De-Onion: How Tor Site Administrators Get Caught
In this article, I’ll explain how administrators of resources in the Tor Network (the so-called dark web) are identified. We’ll look at the structure of Tor sites, discuss known de-anonymization cases, and cover many other features of this dark corner of the internet, which is often considered anonymous. Along the way, I’ll recommend tools that can help with this work.
You probably already know that sites ending in .onion aren’t ordinary, and you can’t open them in a regular browser without extra effort. The so-called dark web consists of these sites, which are often dedicated to trading illegal goods and services. After all, site admins don’t have to provide contact details during registration, there’s no censorship, and “onion” routing through a chain of proxy servers is supposed to ensure anonymity.

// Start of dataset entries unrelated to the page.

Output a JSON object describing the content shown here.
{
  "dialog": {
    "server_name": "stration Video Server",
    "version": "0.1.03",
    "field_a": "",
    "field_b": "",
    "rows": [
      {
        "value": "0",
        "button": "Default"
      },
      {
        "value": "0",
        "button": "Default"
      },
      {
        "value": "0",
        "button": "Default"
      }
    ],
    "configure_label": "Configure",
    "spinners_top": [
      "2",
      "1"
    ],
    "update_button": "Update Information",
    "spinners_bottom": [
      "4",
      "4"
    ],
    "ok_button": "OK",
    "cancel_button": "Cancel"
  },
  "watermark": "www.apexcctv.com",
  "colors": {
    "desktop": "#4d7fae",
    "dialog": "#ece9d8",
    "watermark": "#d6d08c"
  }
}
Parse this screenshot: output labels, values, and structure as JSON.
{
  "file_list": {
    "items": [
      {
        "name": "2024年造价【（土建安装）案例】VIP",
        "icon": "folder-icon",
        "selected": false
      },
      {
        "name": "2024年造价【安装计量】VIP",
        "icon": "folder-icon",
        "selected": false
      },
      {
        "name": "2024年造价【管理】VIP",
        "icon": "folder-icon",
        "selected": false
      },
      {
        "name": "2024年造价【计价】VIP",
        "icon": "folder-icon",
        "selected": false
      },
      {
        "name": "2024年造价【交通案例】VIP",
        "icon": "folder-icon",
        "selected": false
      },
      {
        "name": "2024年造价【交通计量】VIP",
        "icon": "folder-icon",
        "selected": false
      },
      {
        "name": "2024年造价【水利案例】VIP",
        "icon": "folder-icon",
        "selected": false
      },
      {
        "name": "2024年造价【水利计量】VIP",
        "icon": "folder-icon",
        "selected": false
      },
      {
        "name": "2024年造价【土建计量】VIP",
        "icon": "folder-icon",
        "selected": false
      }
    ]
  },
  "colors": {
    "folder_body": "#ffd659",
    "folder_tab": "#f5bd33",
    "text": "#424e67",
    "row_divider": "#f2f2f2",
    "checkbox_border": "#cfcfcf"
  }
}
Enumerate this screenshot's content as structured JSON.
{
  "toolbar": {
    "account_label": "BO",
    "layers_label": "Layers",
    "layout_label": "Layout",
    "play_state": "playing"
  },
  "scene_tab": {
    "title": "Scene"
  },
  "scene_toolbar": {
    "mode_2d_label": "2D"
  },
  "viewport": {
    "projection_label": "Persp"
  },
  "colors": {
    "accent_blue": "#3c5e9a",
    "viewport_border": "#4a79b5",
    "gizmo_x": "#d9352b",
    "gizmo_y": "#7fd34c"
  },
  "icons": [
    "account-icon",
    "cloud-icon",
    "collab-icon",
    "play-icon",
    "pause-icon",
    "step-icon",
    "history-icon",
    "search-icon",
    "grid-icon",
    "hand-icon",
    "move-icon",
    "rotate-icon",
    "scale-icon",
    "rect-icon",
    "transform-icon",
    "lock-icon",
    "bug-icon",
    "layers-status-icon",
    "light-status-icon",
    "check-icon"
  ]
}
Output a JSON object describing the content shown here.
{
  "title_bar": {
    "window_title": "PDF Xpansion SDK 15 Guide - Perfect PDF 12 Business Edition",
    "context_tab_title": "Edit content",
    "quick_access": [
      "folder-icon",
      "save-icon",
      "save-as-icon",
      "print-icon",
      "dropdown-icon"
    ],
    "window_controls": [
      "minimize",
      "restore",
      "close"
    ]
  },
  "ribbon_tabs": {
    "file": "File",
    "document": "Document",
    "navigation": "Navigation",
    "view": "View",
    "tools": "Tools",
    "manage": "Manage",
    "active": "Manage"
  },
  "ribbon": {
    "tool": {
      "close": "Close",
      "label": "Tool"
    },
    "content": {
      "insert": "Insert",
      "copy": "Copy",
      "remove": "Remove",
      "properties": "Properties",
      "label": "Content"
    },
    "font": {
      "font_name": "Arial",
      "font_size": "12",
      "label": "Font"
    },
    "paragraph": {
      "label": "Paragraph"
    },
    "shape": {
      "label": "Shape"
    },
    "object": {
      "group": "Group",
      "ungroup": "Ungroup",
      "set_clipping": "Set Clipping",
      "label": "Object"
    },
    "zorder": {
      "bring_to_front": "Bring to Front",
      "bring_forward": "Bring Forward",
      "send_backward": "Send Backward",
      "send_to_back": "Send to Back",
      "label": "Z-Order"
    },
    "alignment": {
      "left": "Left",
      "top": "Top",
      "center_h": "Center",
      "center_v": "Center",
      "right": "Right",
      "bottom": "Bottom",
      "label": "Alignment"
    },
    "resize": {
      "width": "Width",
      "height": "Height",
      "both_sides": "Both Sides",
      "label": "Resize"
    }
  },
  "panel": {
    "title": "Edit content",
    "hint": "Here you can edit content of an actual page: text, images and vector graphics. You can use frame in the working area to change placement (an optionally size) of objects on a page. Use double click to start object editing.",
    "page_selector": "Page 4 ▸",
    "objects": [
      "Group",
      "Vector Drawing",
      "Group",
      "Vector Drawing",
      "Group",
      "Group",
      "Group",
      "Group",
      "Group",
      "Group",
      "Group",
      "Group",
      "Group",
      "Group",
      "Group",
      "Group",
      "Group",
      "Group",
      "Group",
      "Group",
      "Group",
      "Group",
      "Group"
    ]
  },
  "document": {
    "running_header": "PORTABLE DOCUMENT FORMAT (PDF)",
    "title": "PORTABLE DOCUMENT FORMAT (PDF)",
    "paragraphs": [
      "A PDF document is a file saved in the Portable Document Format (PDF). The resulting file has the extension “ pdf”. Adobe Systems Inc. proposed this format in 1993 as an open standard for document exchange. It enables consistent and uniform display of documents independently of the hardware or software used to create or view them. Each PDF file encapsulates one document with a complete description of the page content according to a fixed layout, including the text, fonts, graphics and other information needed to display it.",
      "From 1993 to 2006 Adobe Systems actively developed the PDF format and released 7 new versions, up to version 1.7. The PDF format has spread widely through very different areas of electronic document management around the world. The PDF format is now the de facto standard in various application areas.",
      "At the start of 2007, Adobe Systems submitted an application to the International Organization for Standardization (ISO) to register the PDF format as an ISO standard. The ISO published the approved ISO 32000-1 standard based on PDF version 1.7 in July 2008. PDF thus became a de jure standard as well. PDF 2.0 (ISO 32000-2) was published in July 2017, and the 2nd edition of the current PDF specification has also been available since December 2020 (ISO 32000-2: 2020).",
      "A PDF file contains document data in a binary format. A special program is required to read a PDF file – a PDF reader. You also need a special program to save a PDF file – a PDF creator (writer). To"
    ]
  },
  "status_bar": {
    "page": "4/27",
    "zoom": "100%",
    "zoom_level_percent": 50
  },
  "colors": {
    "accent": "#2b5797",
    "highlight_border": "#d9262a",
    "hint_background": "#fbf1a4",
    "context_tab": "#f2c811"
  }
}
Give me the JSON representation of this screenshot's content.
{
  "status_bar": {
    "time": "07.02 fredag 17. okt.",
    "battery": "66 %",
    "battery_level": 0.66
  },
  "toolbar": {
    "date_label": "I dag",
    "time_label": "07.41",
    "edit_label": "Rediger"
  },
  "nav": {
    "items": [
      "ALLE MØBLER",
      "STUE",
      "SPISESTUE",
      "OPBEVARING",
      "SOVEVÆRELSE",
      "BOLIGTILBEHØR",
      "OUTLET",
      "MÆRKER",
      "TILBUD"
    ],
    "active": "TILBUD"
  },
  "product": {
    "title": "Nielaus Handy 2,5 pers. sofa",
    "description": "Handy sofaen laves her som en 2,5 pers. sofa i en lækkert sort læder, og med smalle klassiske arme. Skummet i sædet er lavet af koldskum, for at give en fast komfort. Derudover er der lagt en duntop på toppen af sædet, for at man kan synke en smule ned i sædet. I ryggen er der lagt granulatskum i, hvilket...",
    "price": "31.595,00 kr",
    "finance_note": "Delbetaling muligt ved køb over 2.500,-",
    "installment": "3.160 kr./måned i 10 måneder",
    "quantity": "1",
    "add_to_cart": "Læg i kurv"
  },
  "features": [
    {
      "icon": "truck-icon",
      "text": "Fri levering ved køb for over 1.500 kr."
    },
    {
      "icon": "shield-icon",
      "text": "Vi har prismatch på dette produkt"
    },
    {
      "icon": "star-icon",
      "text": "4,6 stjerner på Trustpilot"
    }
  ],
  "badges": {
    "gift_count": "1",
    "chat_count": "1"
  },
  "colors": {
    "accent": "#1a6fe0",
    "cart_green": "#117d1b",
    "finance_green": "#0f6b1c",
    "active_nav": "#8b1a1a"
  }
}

Sites in the Tor Network aren’t indexed by regular search engines, but there are specialized search engines that search only within Tor. As you can see, it’s a whole separate world.
How the Tor Network Works
With regular direct IP routing, it’s simple: one node makes a request to an address, another responds to the same address. In onion routing, any request first passes through three nodes, called Tor nodes. By default, the entry and exit nodes encrypt information so it can pass through the next node.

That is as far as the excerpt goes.